Шутливая интонация, с которой были произнесены эти слова, явно противоречила хмурому выражению его лица. Этот сухой и неприветливый, несмотря на молодость, человек, на взгляд Мими и не только ее одной, был виноват во многом. Во‑первых, он кончил балетное училище не как танцовщик, а как балетмейстер, и, следовательно, ему легко было командовать; во‑вторых, он до того любил дисциплину и порядок, что распоряжался в театре, как в казарме; в‑третьих, опасаясь, как бы с ним не стали фамильярничать, он относился ко всем так, что его иначе, как сухарем, назвать было нельзя, но главная его вина заключалась в том, что он считал Ольгу верхом совершенства.

– Как решите, так и будет, – дипломатично сказала Мими.

– Решить‑то было бы просто, если б все билеты не были проданы и мы не ждали гостей, – кисло отозвался бывший тенор. – А теперь спектакль уже не отменишь.

– Не вижу причин его отменять, – сказал балетмейстер. – Если девочки, конечно, готовы на подвиг.

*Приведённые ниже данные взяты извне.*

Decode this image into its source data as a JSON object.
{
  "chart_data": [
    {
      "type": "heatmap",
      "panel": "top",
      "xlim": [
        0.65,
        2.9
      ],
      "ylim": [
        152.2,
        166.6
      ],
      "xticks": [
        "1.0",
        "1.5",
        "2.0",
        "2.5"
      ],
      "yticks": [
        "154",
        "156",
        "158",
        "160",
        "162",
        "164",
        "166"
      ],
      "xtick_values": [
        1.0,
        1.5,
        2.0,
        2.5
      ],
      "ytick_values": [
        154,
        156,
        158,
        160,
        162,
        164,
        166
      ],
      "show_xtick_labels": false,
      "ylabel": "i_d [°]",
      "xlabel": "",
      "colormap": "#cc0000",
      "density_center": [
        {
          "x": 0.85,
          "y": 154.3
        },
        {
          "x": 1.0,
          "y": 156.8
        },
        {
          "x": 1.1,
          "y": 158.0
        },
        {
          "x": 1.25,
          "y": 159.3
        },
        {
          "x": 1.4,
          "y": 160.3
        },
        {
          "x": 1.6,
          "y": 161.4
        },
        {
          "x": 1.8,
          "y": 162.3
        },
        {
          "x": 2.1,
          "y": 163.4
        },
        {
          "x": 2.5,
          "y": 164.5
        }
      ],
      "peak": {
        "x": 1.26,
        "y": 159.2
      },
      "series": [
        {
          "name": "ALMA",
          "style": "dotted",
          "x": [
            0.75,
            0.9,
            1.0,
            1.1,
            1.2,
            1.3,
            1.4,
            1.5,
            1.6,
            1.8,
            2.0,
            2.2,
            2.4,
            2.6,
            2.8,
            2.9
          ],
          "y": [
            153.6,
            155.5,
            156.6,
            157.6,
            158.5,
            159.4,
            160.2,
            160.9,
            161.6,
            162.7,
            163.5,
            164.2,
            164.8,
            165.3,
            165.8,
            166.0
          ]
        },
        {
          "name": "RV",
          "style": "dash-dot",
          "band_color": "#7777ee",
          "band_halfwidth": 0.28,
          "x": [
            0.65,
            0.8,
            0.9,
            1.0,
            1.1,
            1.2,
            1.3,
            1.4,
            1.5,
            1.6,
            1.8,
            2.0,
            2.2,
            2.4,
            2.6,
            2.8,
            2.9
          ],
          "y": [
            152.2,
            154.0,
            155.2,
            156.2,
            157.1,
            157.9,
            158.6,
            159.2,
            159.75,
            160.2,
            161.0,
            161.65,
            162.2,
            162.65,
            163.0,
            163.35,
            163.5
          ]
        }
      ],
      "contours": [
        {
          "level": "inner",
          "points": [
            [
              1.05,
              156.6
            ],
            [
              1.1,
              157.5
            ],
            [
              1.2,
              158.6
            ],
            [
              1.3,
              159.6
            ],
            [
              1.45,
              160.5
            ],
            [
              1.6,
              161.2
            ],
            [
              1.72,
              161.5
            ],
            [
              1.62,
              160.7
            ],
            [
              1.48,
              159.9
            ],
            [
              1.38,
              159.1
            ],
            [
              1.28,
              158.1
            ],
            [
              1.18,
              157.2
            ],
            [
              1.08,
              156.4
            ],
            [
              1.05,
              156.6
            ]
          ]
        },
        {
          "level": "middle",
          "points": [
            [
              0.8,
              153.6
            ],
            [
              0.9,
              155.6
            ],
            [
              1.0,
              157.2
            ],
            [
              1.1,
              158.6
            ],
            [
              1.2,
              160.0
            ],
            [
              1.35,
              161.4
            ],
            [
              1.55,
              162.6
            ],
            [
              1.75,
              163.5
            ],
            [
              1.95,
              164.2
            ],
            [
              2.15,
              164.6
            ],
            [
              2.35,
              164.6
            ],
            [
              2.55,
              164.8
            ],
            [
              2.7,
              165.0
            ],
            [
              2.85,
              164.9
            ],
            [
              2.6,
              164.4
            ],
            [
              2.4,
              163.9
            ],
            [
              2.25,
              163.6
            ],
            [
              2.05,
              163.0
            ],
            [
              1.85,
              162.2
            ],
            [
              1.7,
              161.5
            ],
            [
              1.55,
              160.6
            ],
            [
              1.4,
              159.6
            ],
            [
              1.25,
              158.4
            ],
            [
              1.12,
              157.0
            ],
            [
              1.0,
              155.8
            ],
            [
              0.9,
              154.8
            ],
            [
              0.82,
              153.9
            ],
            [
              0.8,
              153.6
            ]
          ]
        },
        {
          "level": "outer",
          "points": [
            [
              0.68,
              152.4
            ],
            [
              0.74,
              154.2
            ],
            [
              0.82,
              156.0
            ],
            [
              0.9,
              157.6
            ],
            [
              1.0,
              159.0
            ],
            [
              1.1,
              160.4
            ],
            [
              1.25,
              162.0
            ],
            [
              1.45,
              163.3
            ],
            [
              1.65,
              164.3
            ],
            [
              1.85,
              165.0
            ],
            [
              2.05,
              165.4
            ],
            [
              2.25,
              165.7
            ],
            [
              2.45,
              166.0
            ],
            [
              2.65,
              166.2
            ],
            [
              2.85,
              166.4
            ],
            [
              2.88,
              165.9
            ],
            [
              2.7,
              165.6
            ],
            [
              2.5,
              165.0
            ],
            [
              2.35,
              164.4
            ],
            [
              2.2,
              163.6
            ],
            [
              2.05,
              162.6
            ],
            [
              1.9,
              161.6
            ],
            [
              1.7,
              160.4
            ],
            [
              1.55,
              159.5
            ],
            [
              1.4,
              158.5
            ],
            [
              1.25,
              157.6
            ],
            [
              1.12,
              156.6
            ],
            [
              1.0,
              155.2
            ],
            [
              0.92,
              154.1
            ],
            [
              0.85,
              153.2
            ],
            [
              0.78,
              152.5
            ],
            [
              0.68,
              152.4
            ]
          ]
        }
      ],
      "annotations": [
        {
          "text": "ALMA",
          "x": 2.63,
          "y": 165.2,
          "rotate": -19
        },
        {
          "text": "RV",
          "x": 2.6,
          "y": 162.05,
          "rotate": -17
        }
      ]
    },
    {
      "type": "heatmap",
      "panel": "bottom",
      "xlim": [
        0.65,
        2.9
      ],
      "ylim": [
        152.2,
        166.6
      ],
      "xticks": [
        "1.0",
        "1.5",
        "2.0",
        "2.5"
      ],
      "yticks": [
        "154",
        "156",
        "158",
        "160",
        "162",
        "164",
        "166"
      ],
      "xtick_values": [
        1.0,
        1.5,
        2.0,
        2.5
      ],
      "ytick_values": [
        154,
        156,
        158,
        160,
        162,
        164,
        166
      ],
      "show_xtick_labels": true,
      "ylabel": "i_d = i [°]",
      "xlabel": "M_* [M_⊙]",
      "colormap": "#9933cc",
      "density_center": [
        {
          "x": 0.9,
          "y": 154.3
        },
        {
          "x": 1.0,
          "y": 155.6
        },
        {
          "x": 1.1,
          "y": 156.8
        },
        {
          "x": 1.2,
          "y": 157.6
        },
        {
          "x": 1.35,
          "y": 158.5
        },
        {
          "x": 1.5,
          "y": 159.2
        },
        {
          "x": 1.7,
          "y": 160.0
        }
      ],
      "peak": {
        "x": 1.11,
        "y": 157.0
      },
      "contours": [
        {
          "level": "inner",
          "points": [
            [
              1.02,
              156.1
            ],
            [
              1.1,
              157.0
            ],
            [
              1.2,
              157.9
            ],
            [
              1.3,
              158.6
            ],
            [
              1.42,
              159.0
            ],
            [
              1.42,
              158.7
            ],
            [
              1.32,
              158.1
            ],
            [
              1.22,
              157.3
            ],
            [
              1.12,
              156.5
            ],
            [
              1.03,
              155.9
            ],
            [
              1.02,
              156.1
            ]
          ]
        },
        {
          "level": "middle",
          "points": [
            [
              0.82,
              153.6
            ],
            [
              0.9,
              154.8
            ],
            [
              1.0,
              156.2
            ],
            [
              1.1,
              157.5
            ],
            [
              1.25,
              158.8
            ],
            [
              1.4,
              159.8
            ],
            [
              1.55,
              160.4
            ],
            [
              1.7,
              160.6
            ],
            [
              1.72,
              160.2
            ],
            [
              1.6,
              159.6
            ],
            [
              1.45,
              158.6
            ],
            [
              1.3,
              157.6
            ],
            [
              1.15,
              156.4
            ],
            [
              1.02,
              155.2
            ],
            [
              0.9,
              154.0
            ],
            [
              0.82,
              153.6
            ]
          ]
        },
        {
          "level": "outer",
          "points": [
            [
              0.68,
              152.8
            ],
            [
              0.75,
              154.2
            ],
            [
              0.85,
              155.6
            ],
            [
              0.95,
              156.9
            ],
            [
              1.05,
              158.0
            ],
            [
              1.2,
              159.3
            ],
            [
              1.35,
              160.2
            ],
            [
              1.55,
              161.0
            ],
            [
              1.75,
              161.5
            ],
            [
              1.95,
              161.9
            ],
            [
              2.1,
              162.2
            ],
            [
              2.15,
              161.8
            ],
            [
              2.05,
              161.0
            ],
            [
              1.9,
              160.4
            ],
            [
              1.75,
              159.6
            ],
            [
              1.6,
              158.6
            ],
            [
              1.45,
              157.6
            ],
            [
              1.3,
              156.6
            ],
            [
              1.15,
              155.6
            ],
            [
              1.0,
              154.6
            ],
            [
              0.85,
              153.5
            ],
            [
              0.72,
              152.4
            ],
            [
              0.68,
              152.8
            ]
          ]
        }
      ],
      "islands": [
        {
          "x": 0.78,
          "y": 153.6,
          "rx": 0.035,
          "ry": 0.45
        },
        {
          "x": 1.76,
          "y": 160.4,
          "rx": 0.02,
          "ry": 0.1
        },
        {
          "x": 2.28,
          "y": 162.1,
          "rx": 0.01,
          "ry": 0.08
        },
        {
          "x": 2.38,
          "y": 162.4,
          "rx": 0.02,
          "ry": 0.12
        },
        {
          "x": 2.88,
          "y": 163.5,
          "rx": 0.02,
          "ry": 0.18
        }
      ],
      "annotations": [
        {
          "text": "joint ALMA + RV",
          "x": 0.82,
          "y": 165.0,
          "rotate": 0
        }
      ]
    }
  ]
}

«Подвиг»… Он сказал это в насмешку. Ему спектакль представлялся не подвигом, а рутиной. Старая, столько раз обновлявшаяся, в основном слегка подмалеванными декорациями, постановка.

Не дождавшись ответа, сухарь объявил:

– Предлагаю разделить роль Ольги. Так вам будет легче. Ты, Мими – Одиллия, Виолетта – Одетта.

Девушки переглянулись, как бы советуясь. В больших светлых глазах Виолетты словно затаилась мольба. А может, и не мольба, может, просто глаза у нее смотрели мягко и как‑то беспомощно,

– Зачем же делить роль? – спросила Мими.

– А почему бы ее не разделить? В конце концов, это ведь две разные роли.

– Да, но их всегда исполняет одна балерина.

– Ну, если ты думаешь, что потянешь всю роль… В его голосе звучала уступчивость.

– Я на это не претендую, – поспешила пояснить Мими.